1970 luglio 24 E’ sicuro: Mandelli se ne va

1970 luglio 24 (Il Gazzettino)

E’ sicuro: Mandelli se ne va

Mandelli abbandona il calcio: mercoledì prossimo, al Consiglio federale, ne darà comunicazione
ufficiale. Fino a ieri la notizia appariva possibilista e contradditoria. Lo stesso Franchi, intervistato
dal quotidiano sportivo torinese, ha dichiarato: « Temo che Mandelli se ne vada. Mi auguro,
naturalmente, di sbagliare ». Franchi invece non sbaglia. La decisione è garantita al 100 per 100 e
sarà irrevocabile.

Ho parlato al telefono con Mandelli: « Dirò tutto mercoledì prossimo ». Ed ha aggiunto: « Dopo
quanto è successo, dovrei avere a disposizione per il calcio il doppio del tempo che ho avuto finora.
Invece mi ritroverò con… metà tempo ». Mandelli si riferisce all’incarico di vice presidente degli
industriali del Piemonte: nuova responsabilità che gli negherebbe spazio per l’hobby azzurro. Non si
tratta di comodo alibi. Ma le recenti polemiche, condite di lacrimevoli cacce alle streghe hanno
sicuramente lasciato il segno.

Mandelli non è tipo tenero: ha sempre risposto con silenziosa durezza agli interessati assalti
portati alla diligenza della Nazionale. Ha potuto rispondere proprio con la forza del « dilettante »,
del personaggio non condizionato alle esigenze della pagnotta. Eppure il linciaggio post Messico,
condotto con bile autentica da certa parte della critica, deve aver scavato profondamente nella
psicologia di Mandelli. Un dirigente che crede nel dialogo, nella dialettica, nella conduzione
collettiva, nel valore sociologico del football, non può non reagire scetticamente alla demagogia
infantile: quella che trova lo « sporco » sotto ogni panchina; quella che strumentalizza un errore
(tattico) per distruggere un telaio (di uomini).

Edmondo Fabbri, che porta ancora ampie ferite azzurre ha dichiarato: « Io un consigliere come
Mandelli non lo avrei mai rifiutato ». Ammissione significativa proprio ora che Mandelli se ne va e
non « conta » più nulla.
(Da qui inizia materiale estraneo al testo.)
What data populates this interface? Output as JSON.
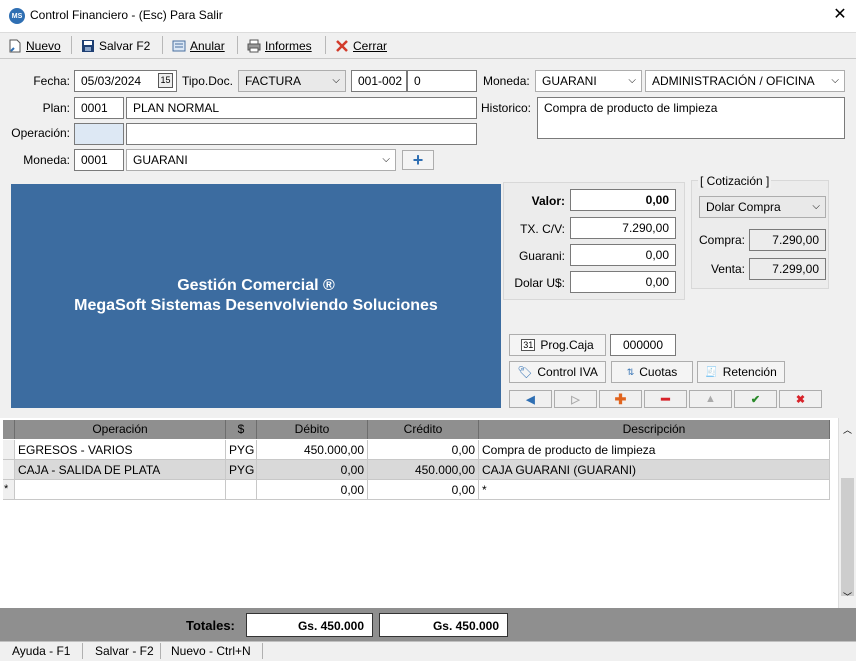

Fabbri ha aggiunto: « C’è una organizzazione collaudata, che in quattro
anni ha dato grossissimi risultati. Cambiarla per quale motivo?! ». I risultati sono la Coppa Europa
’68 e il secondo posto in Messico: due risultati sui quali nessun italiano, mai, avrebbe scommesso
una lira, né due anni fa, né due mesi fa. In questo quadro, Mandelli ha occupato un posto tanto più
influente quanto più discreto. Gli errori, inevitabilmente commessi, hanno sempre offerto il
beneficio della discussione, del ripensamento, in un settore passionale e dogmatico come quello
della Nazionale.

Ramsey, buttato fuori al secondo round, riceve il « ringraziamento » del Primo Ministro e gli
applausi del pubblico inglese; Mandelli assottiglia la pattuglia dei « dilettanti » del calcio italiano,
costretto quasi a « vergognarsi » del secondo posto. L’immaturità delle sovrastrutture del football
nostrano appare radicale. Qualche giorno fa, ad un dibattito organizzato a Piove di Sacco (dibattito
al quale partecipai con Alfredo Toniolo, della Gazzetta del Popolo), Toniolo disse: « il difetto di
Mandelli è di non riuscire simpatico, di non possedere comunicativa ». Per qualche sorriso in meno
e per qualche silenzio in più, un dirigente preparato rinuncia. Che malinconia.